Geçmişten günümüze kadın kimliğinde gözle görülen bir baskı ve karmaşa olduğu açıktır. Günümüzde kadının rolü geleneksel olarak ,hala değersiz algılanarak, olumsuz davranışlara maruz bırakılsa da kadının toplum içinde ki rolü değiştikçe erkeklerin de kadınlara uyma ve yer açma potansiyeli oluşmaya başlamıştır. Kadın kimliğinin farkında olmalı ve ilerlediği yerde erkeğin geriye çekileceğini , durduğu yerde erkeğin ilerleyeceğini bilmelidir. Erkek hegemonyası varmış gibi gözükse de , aslında kadın kimliğine göre davrandığında erkeğin ne kadar ilerleyebileceğini belirleyebilir.

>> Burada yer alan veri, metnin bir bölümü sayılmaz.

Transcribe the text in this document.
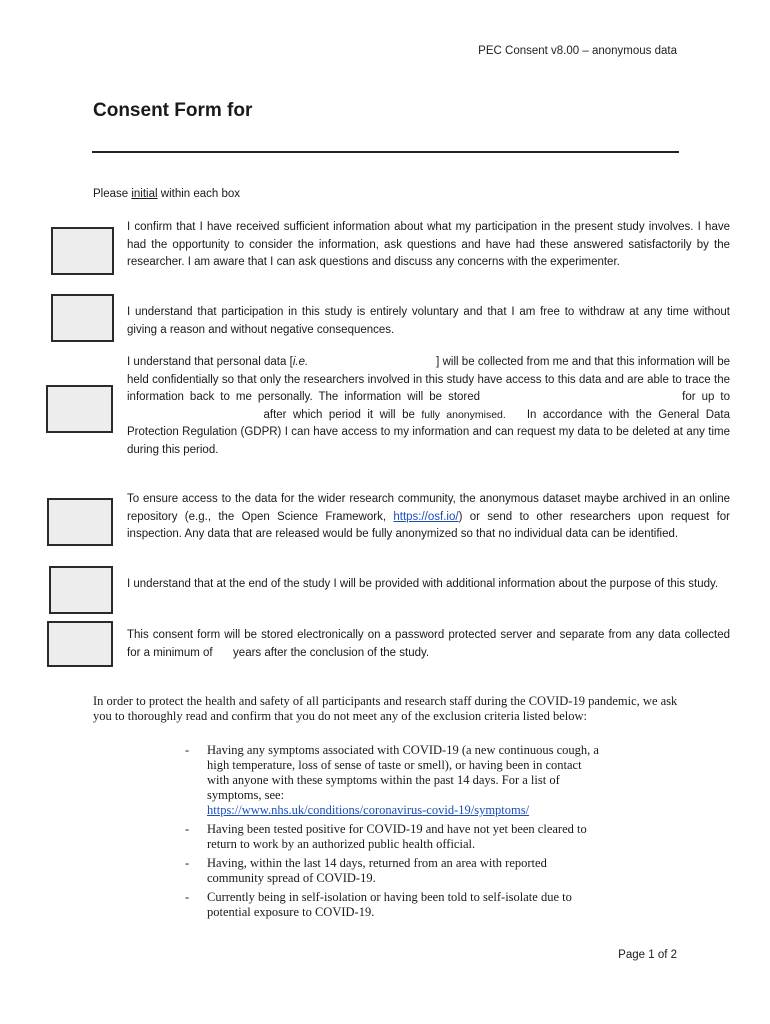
PEC Consent v8.00 – anonymous data
Consent Form for
Please initial within each box

I confirm that I have received sufficient information about what my participation in the present study involves. I have had the opportunity to consider the information, ask questions and have had these answered satisfactorily by the researcher. I am aware that I can ask questions and discuss any concerns with the experimenter.

I understand that participation in this study is entirely voluntary and that I am free to withdraw at any time without giving a reason and without negative consequences.

I understand that personal data [i.e.	] will be collected from me and that this information will be held confidentially so that only the researchers involved in this study have access to this data and are able to trace the information back to me personally. The information will be stored	for up to  after which period it will be fully anonymised. In accordance with the General Data Protection Regulation (GDPR) I can have access to my information and can request my data to be deleted at any time during this period.

To ensure access to the data for the wider research community, the anonymous dataset maybe archived in an online repository (e.g., the Open Science Framework, https://osf.io/) or send to other researchers upon request for inspection. Any data that are released would be fully anonymized so that no individual data can be identified.

I understand that at the end of the study I will be provided with additional information about the purpose of this study.

This consent form will be stored electronically on a password protected server and separate from any data collected for a minimum of years after the conclusion of the study.

In order to protect the health and safety of all participants and research staff during the COVID-19 pandemic, we ask you to thoroughly read and confirm that you do not meet any of the exclusion criteria listed below:

- Having any symptoms associated with COVID-19 (a new continuous cough, a high temperature, loss of sense of taste or smell), or having been in contact with anyone with these symptoms within the past 14 days. For a list of symptoms, see:
https://www.nhs.uk/conditions/coronavirus-covid-19/symptoms/
- Having been tested positive for COVID-19 and have not yet been cleared to return to work by an authorized public health official.
- Having, within the last 14 days, returned from an area with reported community spread of COVID-19.
- Currently being in self-isolation or having been told to self-isolate due to potential exposure to COVID-19.
Page 1 of 2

Astrolojik olarak baktığımızda kadını temsil eden gezegenler Ay ve Venüs’ tür. Ay doğurganlığı , anneliği Venüs ise güzelliği, yetenekleri , cinsel enerjiyi temsil eder. Fakat burada bahsettiğimiz enerji feminen (dişil) bir enerjidir. Aynı zamanda bazı gezegenlerin erkeği temsil ettiğini de biliyoruz. Yani maskülen (eril) bir enerji. Ayrıca 19. Yüzyılın başlarında keşfedilen ilk dört asteroid de feminen enerjiyi gösterir. CERES, doğurganlık, annelik, beslenme , PALAS , bilgelik, JUNO, evlilik, kıskançlık VESTA, kendini yenilemek için kenara çekmek, kendine yetmek anlamındadır. Haritalarımıza baktığımız da hem dişil hem de eril gezegenleri bize içimizdeki dengeye işaret eder. Bu bizi yine bir döngüye , Mandala Enerjisine taşıyor. C.G.Jung tarafından bir çeşit enerji dengeleme aracı olarak kabul edilmiş ve haritalar üzerine uygulanmıştır. Mandala enerjisine göre düşünürsek bu döngüyü dişil ve eril enerjinin eşit olması demektir. Bu döngüyü bozmak ilişkilerde, gözle görülür kayıplar, sorunlar, yoksunluklar olarak açığa çıkarır. Dişil ve eril enerji hem kadın hem erkek için de geçerlidir. Bu denge için haritada ki gezegen yerleşimlerin ve özellikle bu dört büyük asteroidin gölge yönlerini öğrenmek önemlidir.
Dişil ve Eril enerjiyi önce kişinin kendi hayatında dengeye getirmesi şarttır. Bu dört asteroidi Ay ve Venüs üzerinde ki irade gücümüz ile hayatımıza etki etmelerini sağlayabiliriz. Kadın, yaratılış olarak bu dengeyi başlatacak özellikte yaratılmıştır. Kadın erkek ilişkilerinde , iradeyi bu yüzden kadının ortaya koyması döngünün düzgün çalışmasını sağlayan enerji akışını başlatması demektir. Kadının dişil enerji üzerinde ki iradesi, eril enerjiyi aynı seviyeye getirerek ying – yang işleyişini başlatacaktır.